Yes, staining of spheroids generated in CaviSphere microcavities is possible and commonly used.
Live/dead staining, nuclear dyes and other fluorescent markers can be applied directly in the cavities. Staining within the microcavities avoids additional handling steps and preserves the spatial context of the 3D structures for imaging.

Compared to 2D cultures, staining in 3D spheroids requires more time for the dyes to penetrate into the core of the aggregate.
In practice, the incubation time of the staining solution should be extended. We recommend up to 24 hours to ensure that even larger spheroids are homogeneously stained, especially when using nuclear or viability dyes.

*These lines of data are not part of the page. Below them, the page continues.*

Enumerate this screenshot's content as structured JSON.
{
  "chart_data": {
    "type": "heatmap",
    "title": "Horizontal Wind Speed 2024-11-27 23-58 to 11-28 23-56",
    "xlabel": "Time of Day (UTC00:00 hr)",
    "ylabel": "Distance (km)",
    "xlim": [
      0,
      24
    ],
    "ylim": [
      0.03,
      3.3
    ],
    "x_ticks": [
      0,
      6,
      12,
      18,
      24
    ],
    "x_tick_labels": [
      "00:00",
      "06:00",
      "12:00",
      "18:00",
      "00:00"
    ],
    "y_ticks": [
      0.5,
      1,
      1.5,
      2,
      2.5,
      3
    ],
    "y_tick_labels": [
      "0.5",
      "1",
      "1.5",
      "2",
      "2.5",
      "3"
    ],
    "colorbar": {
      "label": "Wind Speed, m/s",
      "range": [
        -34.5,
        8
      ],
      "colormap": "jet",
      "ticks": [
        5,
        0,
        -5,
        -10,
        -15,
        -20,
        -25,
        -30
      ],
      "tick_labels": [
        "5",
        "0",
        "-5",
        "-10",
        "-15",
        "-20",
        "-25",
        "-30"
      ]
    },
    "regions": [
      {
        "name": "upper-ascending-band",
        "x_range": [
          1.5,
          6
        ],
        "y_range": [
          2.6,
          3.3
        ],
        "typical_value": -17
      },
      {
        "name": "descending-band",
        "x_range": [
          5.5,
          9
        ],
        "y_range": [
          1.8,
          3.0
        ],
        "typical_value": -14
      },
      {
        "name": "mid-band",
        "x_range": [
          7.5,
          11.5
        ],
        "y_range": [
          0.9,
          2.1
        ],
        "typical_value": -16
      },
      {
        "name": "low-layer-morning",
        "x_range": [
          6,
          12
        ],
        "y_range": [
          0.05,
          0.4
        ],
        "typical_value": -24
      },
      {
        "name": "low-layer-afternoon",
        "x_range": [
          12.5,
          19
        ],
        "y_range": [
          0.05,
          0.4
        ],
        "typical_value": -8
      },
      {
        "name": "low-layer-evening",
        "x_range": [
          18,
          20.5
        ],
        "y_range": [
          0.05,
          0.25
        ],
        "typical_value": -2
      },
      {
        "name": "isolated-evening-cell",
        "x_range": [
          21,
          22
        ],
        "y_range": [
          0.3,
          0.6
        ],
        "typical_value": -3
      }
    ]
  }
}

There is no fixed limit to culture time in CaviSphere microcavities; it mainly depends on the number of cells seeded, their proliferation behaviour and the nutrient supply in your system.
In static cultures, medium changes and appropriate seeding densities help maintain viable spheroids over several days to weeks. In perfused systems or Organ-on-Chip setups, longer culture periods may be possible, as long as oxygen and nutrients remain within a suitable range for your cell type.

Choose inserts when you want a straightforward, plate-based 3D culture setup with minimal integration effort, for example for toxicology, imaging or routine assays. Choose films when you are incorporating CaviSphere into a custom device, microfluidic system or Organ-on-Chip platform.
Both formats support spheroid and organoid formation; PoroSphere films add porosity for perfusion and co-culture, and SensoSphere films enable integrated oxygen measurement in 3D. Inserts are often the best entry point for first experiments, while films offer maximum flexibility for advanced users.